Posted on: Friday, 26 May 2006, 06:03 CDT

By Nidal al-Mughrabi

GAZA (Reuters) - The Hamas-led Palestinian government ordered its new militia off Gaza's streets on Friday in the wake of clashes with President Mahmoud Abbas's Fatah movement that stirred fears of civil war.

The move comes a day after Abbas stunned Hamas with an ultimatum to back a proposal for Palestinian statehood that implicitly recognizes Israel or face a referendum on the issue.

Abbas gave the government 10 days to back the proposal, effectively going over the heads of the Islamist militants and setting the stage for a showdown. Hamas seeks to destroy Israel and has rejected Abbas's calls for talks with the Jewish state.

Youssef al-Zahar, a leader of the 3,000-strong Hamas force in the impoverished Gaza Strip, told Reuters the interior minister had ordered the pullback.

"We have received orders to withdraw from the streets and to concentrate in certain locations to be ready to rush to the scene when needed to confront chaos," Zahar said.

Government officials said the order was given to reduce tension with Fatah. Cabinet spokesman Ghazi Hamad said Prime Minister Ismail Haniyeh, a senior Hamas leader, had telephoned Abbas to tell him of the decision.

Clashes between Hamas and Fatah have become more frequent since the unit was deployed last week.

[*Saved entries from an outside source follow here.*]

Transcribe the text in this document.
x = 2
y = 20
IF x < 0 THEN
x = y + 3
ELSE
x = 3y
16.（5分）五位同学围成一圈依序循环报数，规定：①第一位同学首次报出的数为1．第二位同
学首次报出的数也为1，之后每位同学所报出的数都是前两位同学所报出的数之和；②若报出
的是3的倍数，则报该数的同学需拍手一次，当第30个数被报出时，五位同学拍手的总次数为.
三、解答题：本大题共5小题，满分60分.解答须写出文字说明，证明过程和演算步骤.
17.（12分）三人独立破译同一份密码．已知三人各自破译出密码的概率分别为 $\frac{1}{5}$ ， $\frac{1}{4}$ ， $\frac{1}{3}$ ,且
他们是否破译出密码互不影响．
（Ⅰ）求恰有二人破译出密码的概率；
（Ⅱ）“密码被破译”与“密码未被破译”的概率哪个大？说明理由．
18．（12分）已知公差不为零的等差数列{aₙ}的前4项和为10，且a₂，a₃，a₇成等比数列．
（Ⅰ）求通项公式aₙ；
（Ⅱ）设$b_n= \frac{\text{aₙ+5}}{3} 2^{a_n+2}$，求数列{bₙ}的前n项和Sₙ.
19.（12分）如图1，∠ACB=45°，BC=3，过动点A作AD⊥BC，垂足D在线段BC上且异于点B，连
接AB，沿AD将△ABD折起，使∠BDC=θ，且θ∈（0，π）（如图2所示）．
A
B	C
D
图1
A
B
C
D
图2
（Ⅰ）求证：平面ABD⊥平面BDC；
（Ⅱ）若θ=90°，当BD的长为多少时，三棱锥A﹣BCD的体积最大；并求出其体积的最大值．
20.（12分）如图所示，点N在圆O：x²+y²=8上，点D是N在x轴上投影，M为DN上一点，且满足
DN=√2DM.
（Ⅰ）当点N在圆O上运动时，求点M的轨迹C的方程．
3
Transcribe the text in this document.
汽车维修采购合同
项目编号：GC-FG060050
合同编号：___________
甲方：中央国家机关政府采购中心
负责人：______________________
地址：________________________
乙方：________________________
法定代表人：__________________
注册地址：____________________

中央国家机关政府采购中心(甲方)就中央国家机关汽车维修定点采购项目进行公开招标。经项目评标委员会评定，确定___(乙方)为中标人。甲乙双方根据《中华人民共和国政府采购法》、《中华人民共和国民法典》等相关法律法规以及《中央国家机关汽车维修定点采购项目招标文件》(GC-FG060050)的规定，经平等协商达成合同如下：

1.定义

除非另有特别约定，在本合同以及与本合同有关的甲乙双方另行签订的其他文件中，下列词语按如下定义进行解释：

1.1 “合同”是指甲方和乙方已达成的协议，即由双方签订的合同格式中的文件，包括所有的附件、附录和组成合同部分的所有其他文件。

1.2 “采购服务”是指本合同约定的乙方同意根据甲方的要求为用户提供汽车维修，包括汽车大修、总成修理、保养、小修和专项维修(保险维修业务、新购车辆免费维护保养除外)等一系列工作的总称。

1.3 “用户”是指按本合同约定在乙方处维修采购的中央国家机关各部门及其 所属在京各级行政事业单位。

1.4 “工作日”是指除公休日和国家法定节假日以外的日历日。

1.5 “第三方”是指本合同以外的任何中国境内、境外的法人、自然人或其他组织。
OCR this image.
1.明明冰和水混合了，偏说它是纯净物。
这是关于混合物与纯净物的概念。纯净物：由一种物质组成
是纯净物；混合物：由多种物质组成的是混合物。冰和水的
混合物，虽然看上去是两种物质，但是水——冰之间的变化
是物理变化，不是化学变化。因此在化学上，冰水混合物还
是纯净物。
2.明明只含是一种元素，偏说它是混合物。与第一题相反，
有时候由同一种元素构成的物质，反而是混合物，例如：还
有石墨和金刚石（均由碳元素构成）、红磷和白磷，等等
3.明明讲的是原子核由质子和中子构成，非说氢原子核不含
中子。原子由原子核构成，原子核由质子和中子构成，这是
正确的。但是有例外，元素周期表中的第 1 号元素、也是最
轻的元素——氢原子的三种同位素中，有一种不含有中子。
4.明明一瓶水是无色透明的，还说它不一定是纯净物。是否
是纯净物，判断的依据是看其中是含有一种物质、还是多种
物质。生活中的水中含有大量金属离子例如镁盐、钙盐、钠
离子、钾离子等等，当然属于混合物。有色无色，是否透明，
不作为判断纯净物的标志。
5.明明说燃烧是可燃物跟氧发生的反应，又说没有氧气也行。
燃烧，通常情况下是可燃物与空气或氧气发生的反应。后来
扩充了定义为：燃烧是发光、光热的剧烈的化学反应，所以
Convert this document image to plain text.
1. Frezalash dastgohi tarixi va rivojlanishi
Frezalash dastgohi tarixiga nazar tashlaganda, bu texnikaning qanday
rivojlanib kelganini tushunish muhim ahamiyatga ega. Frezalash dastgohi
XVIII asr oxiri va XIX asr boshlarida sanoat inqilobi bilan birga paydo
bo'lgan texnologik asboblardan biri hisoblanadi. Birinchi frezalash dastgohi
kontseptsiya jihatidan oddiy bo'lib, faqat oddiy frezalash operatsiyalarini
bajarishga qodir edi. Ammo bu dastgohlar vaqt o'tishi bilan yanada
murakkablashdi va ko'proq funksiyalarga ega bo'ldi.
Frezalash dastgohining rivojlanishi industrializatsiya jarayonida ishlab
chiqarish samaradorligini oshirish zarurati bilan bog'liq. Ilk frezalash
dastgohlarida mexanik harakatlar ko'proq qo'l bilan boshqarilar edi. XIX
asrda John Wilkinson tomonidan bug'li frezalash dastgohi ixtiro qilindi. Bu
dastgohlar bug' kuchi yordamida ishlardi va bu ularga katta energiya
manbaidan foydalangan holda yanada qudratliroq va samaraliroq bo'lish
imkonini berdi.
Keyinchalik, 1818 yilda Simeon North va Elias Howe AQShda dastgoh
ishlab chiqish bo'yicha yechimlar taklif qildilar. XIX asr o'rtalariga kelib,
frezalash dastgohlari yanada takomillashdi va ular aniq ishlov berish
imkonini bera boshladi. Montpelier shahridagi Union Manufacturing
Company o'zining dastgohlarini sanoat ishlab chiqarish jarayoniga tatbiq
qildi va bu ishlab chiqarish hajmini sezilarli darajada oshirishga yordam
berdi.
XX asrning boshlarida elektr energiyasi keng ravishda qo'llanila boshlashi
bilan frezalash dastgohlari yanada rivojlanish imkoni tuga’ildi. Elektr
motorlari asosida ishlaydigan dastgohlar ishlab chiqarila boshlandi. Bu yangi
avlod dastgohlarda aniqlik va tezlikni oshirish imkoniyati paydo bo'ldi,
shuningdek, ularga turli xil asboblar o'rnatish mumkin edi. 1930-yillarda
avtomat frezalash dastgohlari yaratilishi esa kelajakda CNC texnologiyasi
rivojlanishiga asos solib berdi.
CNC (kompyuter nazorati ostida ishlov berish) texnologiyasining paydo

Government officials have said the new force would not be disbanded, despite calls from Abbas to do so, but integrated into regular police units.

Abbas and Hamas have been engaged in an increasingly bitter power struggle since the Islamists took office two months ago after beating Fatah in January elections.

Raising the stakes, Abbas on Thursday gave Hamas 10 days to back a plan for a Palestinian state alongside Israel or face what would amount to a confidence vote in 40 days.

Hamas would not be "blackmailed" into accepting the plan, a member of the group's exiled leadership said on Friday.

Mohammad Nazzal did not reject the proposal outright, but he criticised Abbas for threatening to put it to a referendum.

"We see this referendum as a tool of pressure on Hamas," Nazzal told Reuters in Damascus.

Passage of the referendum might offer Hamas an opportunity to moderate its opposition to Israel and any peace negotiations without having to formally change its stance.

DEBATE

The proposal calls for a peace settlement if Israel withdraws from all of the West Bank and Arab East Jerusalem, occupied since the 1967 Middle East war.

The plan was drawn up in an Israeli jail by senior prisoners from factions including Hamas and Fatah.

Israel has not commented but has long rejected pulling back from all the West Bank. It has said it intends to keep large Jewish settlement blocs there and also considers Jerusalem its "eternal and undivided capital."

Palestinian factions involved in a final day of two days of national dialogue aimed at easing tensions on Friday debated Abbas's ultimatum.

One Hamas lawmaker, Mushir al-Masri, told Reuters Palestinians everywhere would need to take part in any referendum, a condition that would undermine efforts to hold it. Many Palestinians live in refugees camps in the Arab world.

Most polls in recent years have shown strong Palestinian public support for a state along the 1967 borders. Hamas seeks to put an Islamic state in place of Israel.

At the heart of the internal conflict is the refusal of Hamas to accept demands from Abbas and the West to recognize Israel. That stance has triggered an aid boycott that has brought the Palestinian Authority to its knees.

The prisoners' proposal calls for an independent Palestinian state in the West Bank and Gaza, with Jerusalem as its capital. It also seeks a unity government.